According to a report, on 2nd April, Longfin divulged the investigation in a public 10-K filing to the Securities and Exchanges Commission. Longfin is among the NASDAQ-listed fintech companies and its market cap shot-up above 1,000 percent in last December, within only 2-days.
Investigation By SEC
On 5th March, Longfin was informed by the Division of Enforcement of SEC that they will be investigating transactions in the company’s shares and also demanded the documents related to its IPO and acquisition of Ziddu.com. Ziddu.com is a firm that focuses on smart contracts and micro-lending via blockchain technology.
In the 10-K filing, Longfin showed that its aim is to cooperate with the SEC investigations. The document says:
“We are in the process of responding to this document request and will cooperate with the SEC in connection with its investigation. While the SEC is trying to determine whether there have been any violations of the federal securities laws, the investigation does not mean that the SEC has concluded that anyone has violated the law.”

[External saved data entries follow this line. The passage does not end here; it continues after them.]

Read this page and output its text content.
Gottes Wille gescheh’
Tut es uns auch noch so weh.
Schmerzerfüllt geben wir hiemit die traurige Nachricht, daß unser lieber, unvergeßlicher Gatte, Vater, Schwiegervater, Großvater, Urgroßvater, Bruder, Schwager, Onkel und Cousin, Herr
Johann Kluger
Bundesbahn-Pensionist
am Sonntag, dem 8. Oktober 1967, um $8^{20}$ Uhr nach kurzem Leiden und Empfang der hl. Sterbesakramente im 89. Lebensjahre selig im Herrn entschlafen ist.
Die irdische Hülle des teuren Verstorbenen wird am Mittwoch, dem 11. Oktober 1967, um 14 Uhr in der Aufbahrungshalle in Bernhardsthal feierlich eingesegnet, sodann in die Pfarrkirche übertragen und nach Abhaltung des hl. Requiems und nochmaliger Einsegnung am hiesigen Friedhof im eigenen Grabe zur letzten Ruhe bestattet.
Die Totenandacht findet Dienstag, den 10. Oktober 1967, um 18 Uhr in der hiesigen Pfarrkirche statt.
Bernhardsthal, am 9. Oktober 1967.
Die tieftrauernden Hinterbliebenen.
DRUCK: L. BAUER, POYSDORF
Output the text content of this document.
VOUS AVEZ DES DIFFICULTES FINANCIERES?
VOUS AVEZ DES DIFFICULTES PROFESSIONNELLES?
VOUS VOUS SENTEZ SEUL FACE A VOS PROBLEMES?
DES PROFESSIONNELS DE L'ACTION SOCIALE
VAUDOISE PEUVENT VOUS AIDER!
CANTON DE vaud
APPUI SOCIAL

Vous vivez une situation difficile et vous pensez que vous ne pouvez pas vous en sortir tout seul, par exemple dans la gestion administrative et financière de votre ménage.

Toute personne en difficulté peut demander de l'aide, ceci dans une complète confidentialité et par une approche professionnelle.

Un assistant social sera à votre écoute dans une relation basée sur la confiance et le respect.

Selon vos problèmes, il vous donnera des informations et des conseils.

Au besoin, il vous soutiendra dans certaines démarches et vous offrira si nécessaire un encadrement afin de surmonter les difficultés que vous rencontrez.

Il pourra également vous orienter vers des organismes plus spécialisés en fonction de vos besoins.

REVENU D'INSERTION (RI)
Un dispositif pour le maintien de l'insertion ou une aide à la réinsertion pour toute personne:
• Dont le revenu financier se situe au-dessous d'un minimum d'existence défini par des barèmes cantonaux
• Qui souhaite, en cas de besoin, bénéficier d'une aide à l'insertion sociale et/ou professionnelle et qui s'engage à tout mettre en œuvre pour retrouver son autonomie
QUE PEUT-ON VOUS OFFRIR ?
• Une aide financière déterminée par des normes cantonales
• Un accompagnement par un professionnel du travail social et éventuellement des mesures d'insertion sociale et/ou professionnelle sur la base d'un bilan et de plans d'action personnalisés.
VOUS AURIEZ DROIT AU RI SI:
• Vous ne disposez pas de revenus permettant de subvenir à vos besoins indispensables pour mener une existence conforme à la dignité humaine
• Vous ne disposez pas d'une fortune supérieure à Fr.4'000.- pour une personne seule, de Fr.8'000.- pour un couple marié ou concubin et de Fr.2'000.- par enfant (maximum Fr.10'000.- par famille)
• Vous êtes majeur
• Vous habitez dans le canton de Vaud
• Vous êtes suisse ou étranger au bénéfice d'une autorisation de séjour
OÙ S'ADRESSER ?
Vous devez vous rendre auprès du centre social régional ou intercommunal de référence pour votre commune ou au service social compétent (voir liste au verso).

What does Venkat Meenavalli have to say about it?
CEO of Longfin, Venkat Meenavalli also acknowledged this gigantic spike in stock value last December, as he stated:
“This market cap is not justified. I valued my IPO pricing at $5.” He also added:
“We are a profitable company… We have nothing to do with this euphoric mania.”
The stock value plunged really quick after an adverse tweet was posted by a well-known short-seller, Andrew Left’s Citron Research and news that the FTSE Russell was considering to eradicate Longfin from its benchmark Russell indexes due to inadequate free-floating shares.
As for the negative view of Citron, Meenavalli said:
“We are going to take legal action after we file the 10-K” and added, “The company is a profitable company, making revenue.”
Also, at the beginning of this year, the SEC reported that it’s going to start an investigation on companies that are using public enthusiasm and blockchain technology to deploy their stock prices.